Personal information
- Date of birth: 9 August 1973 (age 52)
- Place of birth: Titograd, SFR Yugoslavia
- Height: 1.76 m (5 ft 9 in)
- Position: Midfielder

Senior career*
- Years: Team / Apps / (Gls)
- 1989–1995: Budućnost Podgorica
- 1995–1997: Écija Balompié
- 1997–1999: Budućnost Podgorica / 40 / (17)
- 1999: Panachaiki / 9 / (0)
- 2000–2003: Budućnost Podgorica

Managerial career
- 2011: Bar

= Zlatko Kostić =

Montenegrin footballer (born 1973)

Zlatko Kostić (Златко Костић; born 9 August 1973) is a Montenegrin football manager and former player.
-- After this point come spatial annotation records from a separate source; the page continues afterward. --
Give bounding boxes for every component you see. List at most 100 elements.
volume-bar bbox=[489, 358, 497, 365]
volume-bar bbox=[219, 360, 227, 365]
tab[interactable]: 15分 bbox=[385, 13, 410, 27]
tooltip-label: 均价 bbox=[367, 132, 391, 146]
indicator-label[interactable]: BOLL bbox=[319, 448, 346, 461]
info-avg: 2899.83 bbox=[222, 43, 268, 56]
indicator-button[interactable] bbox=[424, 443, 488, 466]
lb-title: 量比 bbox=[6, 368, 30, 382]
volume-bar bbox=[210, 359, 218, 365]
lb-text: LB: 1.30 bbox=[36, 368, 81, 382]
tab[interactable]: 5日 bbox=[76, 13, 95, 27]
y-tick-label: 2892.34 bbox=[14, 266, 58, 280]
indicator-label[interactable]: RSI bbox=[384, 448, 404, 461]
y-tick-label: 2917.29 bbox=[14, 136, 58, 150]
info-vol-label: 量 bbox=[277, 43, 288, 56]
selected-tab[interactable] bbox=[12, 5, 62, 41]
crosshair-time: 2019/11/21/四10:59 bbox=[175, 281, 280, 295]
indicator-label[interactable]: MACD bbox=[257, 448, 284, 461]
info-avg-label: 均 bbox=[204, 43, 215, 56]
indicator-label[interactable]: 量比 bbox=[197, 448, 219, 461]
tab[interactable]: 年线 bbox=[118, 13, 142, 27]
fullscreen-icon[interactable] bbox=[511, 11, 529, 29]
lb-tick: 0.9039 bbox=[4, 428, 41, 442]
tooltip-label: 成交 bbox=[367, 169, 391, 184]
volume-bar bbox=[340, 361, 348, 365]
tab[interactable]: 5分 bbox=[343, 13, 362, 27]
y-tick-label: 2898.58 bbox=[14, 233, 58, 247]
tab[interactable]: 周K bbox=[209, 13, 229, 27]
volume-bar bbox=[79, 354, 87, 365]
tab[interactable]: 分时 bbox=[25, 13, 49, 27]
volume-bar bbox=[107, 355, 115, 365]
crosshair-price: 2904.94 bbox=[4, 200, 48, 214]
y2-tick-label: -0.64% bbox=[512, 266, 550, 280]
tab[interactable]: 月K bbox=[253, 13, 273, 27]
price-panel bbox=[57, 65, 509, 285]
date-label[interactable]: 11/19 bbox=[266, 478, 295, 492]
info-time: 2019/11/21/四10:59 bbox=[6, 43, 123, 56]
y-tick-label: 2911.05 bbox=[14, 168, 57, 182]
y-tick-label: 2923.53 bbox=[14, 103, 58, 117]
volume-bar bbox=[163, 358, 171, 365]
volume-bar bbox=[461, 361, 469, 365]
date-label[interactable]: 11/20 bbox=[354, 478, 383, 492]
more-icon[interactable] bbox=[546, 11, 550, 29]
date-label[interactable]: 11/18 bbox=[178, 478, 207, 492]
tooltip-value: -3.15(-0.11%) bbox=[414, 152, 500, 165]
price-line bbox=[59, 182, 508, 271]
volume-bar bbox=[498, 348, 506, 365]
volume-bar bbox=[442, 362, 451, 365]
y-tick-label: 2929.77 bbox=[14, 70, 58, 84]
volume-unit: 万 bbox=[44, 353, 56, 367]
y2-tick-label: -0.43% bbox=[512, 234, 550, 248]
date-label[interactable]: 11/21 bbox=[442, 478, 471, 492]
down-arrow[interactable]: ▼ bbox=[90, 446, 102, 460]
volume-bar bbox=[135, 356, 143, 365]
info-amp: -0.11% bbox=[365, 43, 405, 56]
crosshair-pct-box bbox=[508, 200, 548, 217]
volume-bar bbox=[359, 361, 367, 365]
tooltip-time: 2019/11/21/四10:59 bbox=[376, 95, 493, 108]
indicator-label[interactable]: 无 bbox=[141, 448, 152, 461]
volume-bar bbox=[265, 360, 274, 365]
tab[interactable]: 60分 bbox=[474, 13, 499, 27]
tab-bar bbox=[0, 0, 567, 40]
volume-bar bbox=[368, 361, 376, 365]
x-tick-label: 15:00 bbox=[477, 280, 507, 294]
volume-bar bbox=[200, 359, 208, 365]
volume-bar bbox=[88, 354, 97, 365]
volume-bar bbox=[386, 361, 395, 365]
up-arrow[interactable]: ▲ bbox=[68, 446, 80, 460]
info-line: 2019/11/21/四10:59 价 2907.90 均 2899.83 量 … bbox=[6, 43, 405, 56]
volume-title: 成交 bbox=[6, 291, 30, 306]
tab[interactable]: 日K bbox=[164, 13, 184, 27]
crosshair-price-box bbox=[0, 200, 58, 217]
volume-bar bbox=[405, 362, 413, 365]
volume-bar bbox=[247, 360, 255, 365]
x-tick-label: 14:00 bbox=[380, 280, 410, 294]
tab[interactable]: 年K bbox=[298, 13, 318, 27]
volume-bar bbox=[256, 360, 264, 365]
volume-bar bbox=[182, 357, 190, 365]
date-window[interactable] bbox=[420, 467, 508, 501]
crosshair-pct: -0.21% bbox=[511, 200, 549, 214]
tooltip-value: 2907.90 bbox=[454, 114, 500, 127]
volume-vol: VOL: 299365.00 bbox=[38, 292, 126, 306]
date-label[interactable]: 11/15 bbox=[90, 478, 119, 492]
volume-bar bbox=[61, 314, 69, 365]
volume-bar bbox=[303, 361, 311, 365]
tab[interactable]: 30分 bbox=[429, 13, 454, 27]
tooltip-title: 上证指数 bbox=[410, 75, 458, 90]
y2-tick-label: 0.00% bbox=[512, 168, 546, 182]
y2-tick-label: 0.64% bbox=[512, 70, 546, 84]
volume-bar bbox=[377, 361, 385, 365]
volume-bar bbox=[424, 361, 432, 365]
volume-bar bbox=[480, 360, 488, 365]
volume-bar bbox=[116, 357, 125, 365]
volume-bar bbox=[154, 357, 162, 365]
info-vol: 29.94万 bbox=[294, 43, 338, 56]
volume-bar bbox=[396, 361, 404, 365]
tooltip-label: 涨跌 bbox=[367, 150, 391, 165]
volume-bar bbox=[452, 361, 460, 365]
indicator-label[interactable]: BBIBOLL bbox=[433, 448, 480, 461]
A midfielder, he played for clubs in Yugoslavia, Spain and Greece.

==Playing career==
Born in Titograd, Kostić began his career playing for local side FK Budućnost Podgorica. in 1995, he would join Spanish Segunda División side Écija Balompié for two seasons. The club were relegated to the Segunda División B following the 1996-97 season, and he returned to Budućnost Podgorica. In 1999, Kostić joined Super League Greece side Panachaiki for six months. He returned again to Budućnost Podgorica, where he would finish his playing career.

==Managerial career==
After his playing career ended, Kostić became a football manager. He leads Montenegrin First League side OFK Bar.